Insurers can never quite get the pricing right in the "insure after the die is cast" market. They have to estimate their mix of sick and healthy patients for the next year. This is impossible to do, because the healthy are always going to shop around for a better rate and the sick are always going to try to snag any policy they can get. Health insurance isn't supposed to be "Hey, I just found out I have cancer. Will you give me a policy so you can pay my medical bills?" It's supposed to be, "None of us know who's going to get cancer in the next ten years. Let's lock in a term policy so that when one of us gets the bad news, the others will cover him." To be insurable, traditionally a risk has to be "fortuitous from the point of view of the insured." ("Fortuitous" here means "happening by chance." It doesn't mean "lucky" or "fortunate" the way it's used in common speech.) A known upcoming medical treatment does not qualify under this definition. I'm not just pedantically spewing industry parlance here. There are real world consequences for deviating from the "insurable risks are fortuitous" rule. Risks that aren't insurable under the traditional definition are subject to the extreme adverse selection problem described above. You get the insurance death spiral. You can try to force everyone into a risk pool with mandatory insurance laws, but the penalties have to be pretty big to get them to actually join (and we would have to actually enforce them!).
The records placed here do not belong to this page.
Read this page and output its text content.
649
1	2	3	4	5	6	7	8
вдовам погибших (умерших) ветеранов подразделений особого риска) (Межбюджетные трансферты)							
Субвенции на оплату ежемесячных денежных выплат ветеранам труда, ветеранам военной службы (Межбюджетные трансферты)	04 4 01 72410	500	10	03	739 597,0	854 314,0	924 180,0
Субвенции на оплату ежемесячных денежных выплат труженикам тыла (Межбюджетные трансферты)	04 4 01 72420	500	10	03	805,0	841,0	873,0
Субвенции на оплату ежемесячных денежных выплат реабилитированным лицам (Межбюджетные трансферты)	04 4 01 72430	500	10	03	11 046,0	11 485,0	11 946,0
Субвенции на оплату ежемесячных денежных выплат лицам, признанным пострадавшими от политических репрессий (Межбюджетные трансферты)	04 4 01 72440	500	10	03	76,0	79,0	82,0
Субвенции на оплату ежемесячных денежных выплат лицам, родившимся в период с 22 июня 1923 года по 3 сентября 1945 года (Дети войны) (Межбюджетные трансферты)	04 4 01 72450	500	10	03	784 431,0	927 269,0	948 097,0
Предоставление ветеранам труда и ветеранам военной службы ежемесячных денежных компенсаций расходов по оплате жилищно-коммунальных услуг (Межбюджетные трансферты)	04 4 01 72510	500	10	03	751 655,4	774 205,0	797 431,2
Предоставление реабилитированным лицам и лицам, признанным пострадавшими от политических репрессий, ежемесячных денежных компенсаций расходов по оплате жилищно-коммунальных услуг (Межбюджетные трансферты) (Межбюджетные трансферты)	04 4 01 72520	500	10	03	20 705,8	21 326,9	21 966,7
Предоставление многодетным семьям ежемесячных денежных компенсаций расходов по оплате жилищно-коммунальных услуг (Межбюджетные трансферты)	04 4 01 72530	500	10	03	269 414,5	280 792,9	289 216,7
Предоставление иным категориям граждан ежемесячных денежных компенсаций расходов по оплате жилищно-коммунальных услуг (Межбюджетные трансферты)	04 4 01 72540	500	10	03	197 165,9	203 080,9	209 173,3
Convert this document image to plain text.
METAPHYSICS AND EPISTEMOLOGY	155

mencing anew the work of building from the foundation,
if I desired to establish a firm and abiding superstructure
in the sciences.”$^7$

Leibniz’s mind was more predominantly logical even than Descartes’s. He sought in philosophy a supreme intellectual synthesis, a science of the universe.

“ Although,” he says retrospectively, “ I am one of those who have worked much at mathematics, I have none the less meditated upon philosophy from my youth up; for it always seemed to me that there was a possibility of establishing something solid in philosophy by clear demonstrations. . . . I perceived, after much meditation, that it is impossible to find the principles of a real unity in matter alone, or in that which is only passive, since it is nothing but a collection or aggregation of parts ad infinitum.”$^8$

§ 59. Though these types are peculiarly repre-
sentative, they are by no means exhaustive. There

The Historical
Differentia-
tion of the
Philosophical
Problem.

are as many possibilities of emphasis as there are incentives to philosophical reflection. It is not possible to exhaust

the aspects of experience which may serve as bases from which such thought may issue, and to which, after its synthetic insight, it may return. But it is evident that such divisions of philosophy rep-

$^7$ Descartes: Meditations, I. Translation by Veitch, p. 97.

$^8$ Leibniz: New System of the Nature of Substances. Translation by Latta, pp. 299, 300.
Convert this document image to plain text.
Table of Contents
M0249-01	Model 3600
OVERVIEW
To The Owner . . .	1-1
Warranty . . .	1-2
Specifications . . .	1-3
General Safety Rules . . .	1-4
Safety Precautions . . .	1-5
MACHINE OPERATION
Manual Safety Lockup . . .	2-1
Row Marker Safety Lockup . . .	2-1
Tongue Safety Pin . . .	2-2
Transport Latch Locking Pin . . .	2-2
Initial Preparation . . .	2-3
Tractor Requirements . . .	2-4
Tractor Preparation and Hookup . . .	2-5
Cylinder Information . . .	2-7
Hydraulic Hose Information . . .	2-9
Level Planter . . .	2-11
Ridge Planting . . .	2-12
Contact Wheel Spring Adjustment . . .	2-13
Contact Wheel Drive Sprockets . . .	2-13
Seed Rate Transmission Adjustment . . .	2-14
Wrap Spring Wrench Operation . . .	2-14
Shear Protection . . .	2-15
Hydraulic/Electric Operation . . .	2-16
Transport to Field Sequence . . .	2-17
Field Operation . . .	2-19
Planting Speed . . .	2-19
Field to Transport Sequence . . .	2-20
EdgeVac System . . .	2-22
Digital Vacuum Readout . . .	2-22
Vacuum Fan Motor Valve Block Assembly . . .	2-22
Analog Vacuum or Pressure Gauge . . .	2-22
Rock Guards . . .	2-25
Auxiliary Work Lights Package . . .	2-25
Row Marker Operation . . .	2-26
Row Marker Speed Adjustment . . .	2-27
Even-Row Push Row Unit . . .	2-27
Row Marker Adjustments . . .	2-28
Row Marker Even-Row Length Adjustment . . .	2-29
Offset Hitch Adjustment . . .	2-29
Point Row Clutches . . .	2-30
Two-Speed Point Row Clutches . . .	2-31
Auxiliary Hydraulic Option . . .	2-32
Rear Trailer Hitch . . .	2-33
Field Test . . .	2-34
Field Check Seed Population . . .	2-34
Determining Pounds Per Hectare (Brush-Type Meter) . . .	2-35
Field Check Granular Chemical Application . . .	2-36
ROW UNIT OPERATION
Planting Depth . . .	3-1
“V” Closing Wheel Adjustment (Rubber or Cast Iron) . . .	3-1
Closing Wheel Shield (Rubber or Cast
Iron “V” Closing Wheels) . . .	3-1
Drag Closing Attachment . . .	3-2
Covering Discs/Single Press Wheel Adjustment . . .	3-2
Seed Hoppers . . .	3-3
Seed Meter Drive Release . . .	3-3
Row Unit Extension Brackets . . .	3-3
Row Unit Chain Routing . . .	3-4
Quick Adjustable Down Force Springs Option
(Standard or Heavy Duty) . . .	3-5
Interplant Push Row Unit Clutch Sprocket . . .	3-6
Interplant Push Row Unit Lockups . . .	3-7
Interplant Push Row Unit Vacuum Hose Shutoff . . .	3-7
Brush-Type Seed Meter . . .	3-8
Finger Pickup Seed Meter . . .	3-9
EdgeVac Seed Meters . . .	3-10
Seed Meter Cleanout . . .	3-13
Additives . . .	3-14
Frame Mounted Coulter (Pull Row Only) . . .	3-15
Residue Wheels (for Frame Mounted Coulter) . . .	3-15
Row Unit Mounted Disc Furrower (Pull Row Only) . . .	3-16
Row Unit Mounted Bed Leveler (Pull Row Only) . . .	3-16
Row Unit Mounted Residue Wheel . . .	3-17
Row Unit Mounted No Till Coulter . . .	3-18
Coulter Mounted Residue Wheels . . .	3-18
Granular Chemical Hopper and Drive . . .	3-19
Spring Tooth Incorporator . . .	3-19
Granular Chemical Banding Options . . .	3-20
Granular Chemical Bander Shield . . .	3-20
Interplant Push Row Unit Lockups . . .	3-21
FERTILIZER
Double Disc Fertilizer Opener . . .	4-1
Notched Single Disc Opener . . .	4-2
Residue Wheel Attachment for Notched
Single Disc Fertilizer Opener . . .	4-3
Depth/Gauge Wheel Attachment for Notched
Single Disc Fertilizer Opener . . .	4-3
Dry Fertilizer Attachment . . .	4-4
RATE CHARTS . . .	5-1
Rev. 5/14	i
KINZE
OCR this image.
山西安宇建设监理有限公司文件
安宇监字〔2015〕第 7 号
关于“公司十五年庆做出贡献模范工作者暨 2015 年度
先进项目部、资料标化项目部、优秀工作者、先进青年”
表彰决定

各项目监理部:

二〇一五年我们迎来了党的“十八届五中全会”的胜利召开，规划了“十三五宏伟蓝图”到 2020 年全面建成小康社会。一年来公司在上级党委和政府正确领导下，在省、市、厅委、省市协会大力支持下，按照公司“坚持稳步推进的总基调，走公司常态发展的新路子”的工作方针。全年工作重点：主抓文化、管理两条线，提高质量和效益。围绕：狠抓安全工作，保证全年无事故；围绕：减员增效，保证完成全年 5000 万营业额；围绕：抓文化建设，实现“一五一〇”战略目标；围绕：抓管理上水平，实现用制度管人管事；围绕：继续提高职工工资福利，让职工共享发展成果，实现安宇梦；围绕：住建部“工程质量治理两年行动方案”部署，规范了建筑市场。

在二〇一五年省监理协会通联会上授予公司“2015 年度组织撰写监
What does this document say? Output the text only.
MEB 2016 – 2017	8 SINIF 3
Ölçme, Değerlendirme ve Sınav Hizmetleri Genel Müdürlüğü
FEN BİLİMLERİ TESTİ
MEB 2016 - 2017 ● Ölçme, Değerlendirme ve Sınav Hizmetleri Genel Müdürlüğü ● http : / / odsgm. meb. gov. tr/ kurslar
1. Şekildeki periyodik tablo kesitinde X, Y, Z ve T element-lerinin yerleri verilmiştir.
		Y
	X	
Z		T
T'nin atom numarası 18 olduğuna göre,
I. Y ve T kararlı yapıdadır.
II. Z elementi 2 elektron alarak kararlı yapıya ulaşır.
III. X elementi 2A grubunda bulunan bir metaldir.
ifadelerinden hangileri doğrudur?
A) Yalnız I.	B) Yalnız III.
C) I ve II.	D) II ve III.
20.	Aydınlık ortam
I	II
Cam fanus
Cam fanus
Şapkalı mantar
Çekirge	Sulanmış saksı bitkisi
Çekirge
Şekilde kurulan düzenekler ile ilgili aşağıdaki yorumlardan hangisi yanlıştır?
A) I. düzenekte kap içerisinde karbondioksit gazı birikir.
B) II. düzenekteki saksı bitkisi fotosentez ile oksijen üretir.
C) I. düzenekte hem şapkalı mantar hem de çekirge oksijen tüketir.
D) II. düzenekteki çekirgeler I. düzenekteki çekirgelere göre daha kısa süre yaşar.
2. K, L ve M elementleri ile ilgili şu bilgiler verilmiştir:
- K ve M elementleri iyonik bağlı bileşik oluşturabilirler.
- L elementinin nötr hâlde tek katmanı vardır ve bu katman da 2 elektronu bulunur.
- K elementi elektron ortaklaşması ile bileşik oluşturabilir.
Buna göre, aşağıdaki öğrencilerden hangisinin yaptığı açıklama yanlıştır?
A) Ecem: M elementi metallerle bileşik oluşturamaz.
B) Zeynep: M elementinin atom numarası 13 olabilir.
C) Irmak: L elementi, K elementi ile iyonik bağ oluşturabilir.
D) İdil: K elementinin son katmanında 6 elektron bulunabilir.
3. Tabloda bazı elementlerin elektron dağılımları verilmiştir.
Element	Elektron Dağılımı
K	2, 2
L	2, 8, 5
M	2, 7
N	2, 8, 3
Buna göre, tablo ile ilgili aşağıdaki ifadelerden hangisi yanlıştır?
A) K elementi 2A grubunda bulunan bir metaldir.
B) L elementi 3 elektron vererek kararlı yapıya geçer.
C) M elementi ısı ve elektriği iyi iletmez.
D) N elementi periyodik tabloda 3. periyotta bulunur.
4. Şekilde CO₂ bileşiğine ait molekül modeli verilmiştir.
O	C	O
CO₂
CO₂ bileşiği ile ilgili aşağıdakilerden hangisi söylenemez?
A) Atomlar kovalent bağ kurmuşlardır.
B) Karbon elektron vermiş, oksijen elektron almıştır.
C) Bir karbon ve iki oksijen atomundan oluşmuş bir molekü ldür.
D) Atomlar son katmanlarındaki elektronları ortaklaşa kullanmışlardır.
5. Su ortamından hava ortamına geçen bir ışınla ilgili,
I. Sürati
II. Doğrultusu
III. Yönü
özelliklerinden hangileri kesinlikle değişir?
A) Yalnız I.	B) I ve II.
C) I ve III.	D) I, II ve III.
With risk pricing and coverage exclusions, we'd have a functioning market. Someone who knows they will have an expensive surgery next year will still be able to get a policy. "Shoulder surgery, you say? Sure, I'll write you a policy that will cover you for everything else, but I won't cover the surgery you are already planning. You'll only be covered for new problems that we don't know about yet." Or, "You get sick whenever your dice come up snake-eyes or box-cars? Sure, I'll write you a policy, but you'll pay twice the premium as everyone else." In this world, more insurers would be willing to actually write health insurance policies in the private market (more than the three or so we have today). Premiums would be affordable, because insurers wouldn't be playing a game of "beat the death spiral."
Inevitably when I'm trying to make this argument I get asked, "Well, what do you do for people who aren't covered the moment their dice come up snake-eyes?" And this is a hard problem. Uncovered liabilities are always hard problems. Some mix of community action, charity, government assistance, and good old fashioned "eat the cost yourself." It's a sticky problem, but it's hardly a problem that's unique to healthcare. I might respond by saying, "You'd see more people buying insurance if premiums were affordable. Follow my prescription of allowing coverage exclusions and risk-pricing and that will be the case." An important first step is to make health insurance affordable and available for some customers. In today's individual market almost nobody is willing to issue a health insurance policy, and those who are willing assume insurance shoppers are extremely high risks. Paraphrasing Deng Xiaoping, let some people get insurance first.